By DAVID BARRON, Houston Chronicle
February is Black History Month, and it seems each February offers a supplement to the vast record of civil rights documentaries that reached its peak with Eyes on the Prize, the landmark 14-hour film that traced the movement from the Montgomery bus boycott into the mid-1980s.
By comparison, films about Mexican-Americans and other Latinos who struggled and prevailed against segregation and discrimination are few and far between. That scarcity emphasizes the significance of documentaries such as A Class Apart, which premieres at 8 p.m. Monday on KUHT (Channel
as part of PBS’ American Experience series.
Produced by New York filmmakers Carlos Sandoval and Peter Miller, A Class Apart concerns the landmark 1954 Supreme Court case Hernandez v. Texas, which established Mexican-Americans as a protected class under the 14th Amendment.
It’s only one hour in a saga that deserves a multi-part vehicle to rival Eyes on the Prize in scope. But, especially for Texans, it is a critical starting point.
“Eyes on the Prize was a huge landmark achievement, the product of a generation of dedicated filmmakers and activists,” Miller said. “We’re fortunate now to be at a moment where PBS is showing more programs about the Latino civil rights struggle. This is one story among many, and it would be nice if someday down the line there could be a series devoted to these stories.”
Hernandez v. Texas stemmed from the case of Pete Hernandez, a farmworker accused of killing a man in a bar fight in the Jackson County town of Edna in 1951. His case drew the attention of a group of San Antonio and Houston attorneys, who saw the case as a vehicle to break down the Jim Crow-style laws and customs that oppressed Mexican-Americans in the same fashion as African-Americans.
The attorneys argued that Hernandez could not receive a fair trial because Jackson County had systematically eliminated Mexican-Americans from juries. The state countered that Mexican-Americans were lumped in with Anglos under the law and thus were not entitled to special treatment under the 14th Amendment’s equal protection clause.

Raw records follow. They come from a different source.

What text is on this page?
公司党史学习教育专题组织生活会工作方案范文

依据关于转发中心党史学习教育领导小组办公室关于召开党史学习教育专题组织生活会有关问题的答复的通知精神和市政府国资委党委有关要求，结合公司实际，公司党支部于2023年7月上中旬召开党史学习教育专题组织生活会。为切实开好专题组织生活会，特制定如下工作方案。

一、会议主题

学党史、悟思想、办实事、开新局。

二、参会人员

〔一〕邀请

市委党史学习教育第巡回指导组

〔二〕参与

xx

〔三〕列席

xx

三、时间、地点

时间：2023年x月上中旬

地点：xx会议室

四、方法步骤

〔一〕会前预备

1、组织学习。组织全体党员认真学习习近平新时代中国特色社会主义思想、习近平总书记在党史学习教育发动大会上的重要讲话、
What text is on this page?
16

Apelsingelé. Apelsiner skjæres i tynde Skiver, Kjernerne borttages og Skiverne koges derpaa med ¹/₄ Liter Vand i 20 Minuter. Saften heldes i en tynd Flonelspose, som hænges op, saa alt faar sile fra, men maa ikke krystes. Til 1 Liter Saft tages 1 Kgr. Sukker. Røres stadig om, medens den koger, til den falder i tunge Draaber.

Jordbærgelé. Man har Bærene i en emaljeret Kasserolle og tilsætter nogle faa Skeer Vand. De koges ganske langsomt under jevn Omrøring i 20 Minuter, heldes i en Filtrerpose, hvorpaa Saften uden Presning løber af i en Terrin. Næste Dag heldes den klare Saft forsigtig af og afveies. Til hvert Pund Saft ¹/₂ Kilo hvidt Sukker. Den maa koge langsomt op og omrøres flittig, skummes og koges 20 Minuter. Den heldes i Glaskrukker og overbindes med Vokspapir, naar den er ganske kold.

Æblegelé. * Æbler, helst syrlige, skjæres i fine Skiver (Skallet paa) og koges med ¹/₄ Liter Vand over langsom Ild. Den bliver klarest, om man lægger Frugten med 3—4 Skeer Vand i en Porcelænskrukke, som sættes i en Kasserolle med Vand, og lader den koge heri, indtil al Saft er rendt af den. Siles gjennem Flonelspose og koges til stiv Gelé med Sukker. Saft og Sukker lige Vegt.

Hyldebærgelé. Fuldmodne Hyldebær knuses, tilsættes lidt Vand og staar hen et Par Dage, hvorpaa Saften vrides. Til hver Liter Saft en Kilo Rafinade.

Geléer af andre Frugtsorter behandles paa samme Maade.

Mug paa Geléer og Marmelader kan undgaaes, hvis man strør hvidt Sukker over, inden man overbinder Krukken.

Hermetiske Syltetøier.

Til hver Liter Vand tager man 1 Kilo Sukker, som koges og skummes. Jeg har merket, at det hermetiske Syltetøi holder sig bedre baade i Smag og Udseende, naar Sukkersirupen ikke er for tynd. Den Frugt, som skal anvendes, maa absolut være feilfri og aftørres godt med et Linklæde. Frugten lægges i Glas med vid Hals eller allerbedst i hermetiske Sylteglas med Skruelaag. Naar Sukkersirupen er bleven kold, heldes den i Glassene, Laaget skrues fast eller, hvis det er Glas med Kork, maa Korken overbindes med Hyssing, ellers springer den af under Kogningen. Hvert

The case, the first to be argued by Mexican-American lawyers before the Supreme Court, was heard during the same term as the Brown v. Board of Education case seeking to outlaw segregation in public schools. In a decision that was overshadowed nationwide by the Brown decision a week later, the court ruled that Mexican-Americans were a distinct group entitled to the same constitutional protection as other minority groups.
As was the case with NAACP attorney and future Supreme Court Justice Thurgood Marshall in the Brown case, Hernandez v. Texas is a story about attorneys — in this case, Gustavo C. “Gus” Garcia and Carlos Cadena of San Antonio and Houston attorneys John J. Herrera and James DeAnda.
Sandoval, whose previous film Farmingville concerned the attempted murders of two Latino day laborers in Long Island, read about the Hernandez case in 2004, the 50th anniversary of the decision, while riding the subway in New York.
“I went to law school and practiced as a lawyer, but I had never heard of the case,” he said. “(The lawyers) took a big chance in that they put the identity of Mexican-Americans on trial. Were they black? Were they white? Were they in between? The fact that the Supreme Court was dealing with these issues in 1954 was fascinating to me.”
His interest in the case paralleled that of Michael Olivas, a professor at the University of Houston law school. Olivas, too, was unfamiliar with the Hernandez case until the late 1980s, a few years after he met and become friends with DeAnda, who was appointed to the federal bench in 1979 and served as chief judge of the Southern District of Texas from 1988 through 2002.
“The Hernandez case, while it has never been accorded the significance it should have, was in many respects a more efficacious decision than Brown,” Olivas said. “The Brown case, with the phrase ‘all deliberate speed,’ was sabotaged and never fully implemented. Hernandez was fully implemented.”
After the Supreme Court ruled in his favor, Hernandez was retried for murder and convicted by a jury that included two Mexican-American women. Some observers believe the case has never received its just due because it lacked the personal drama of the young students associated with Brown v. Board of Education.
“People who ask that question miss the point,” Olivas said. “The point was full participation for Mexican-Americans during the Jim Crow, or what I call the Jaime Crow, era.
“It may have lacked the glare of the Brown case, but it stands on its own legs as equally eloquent because it involved an issue that in many ways is more profound. You can argue that a murder trial is more central to jurisprudence than school attendance.”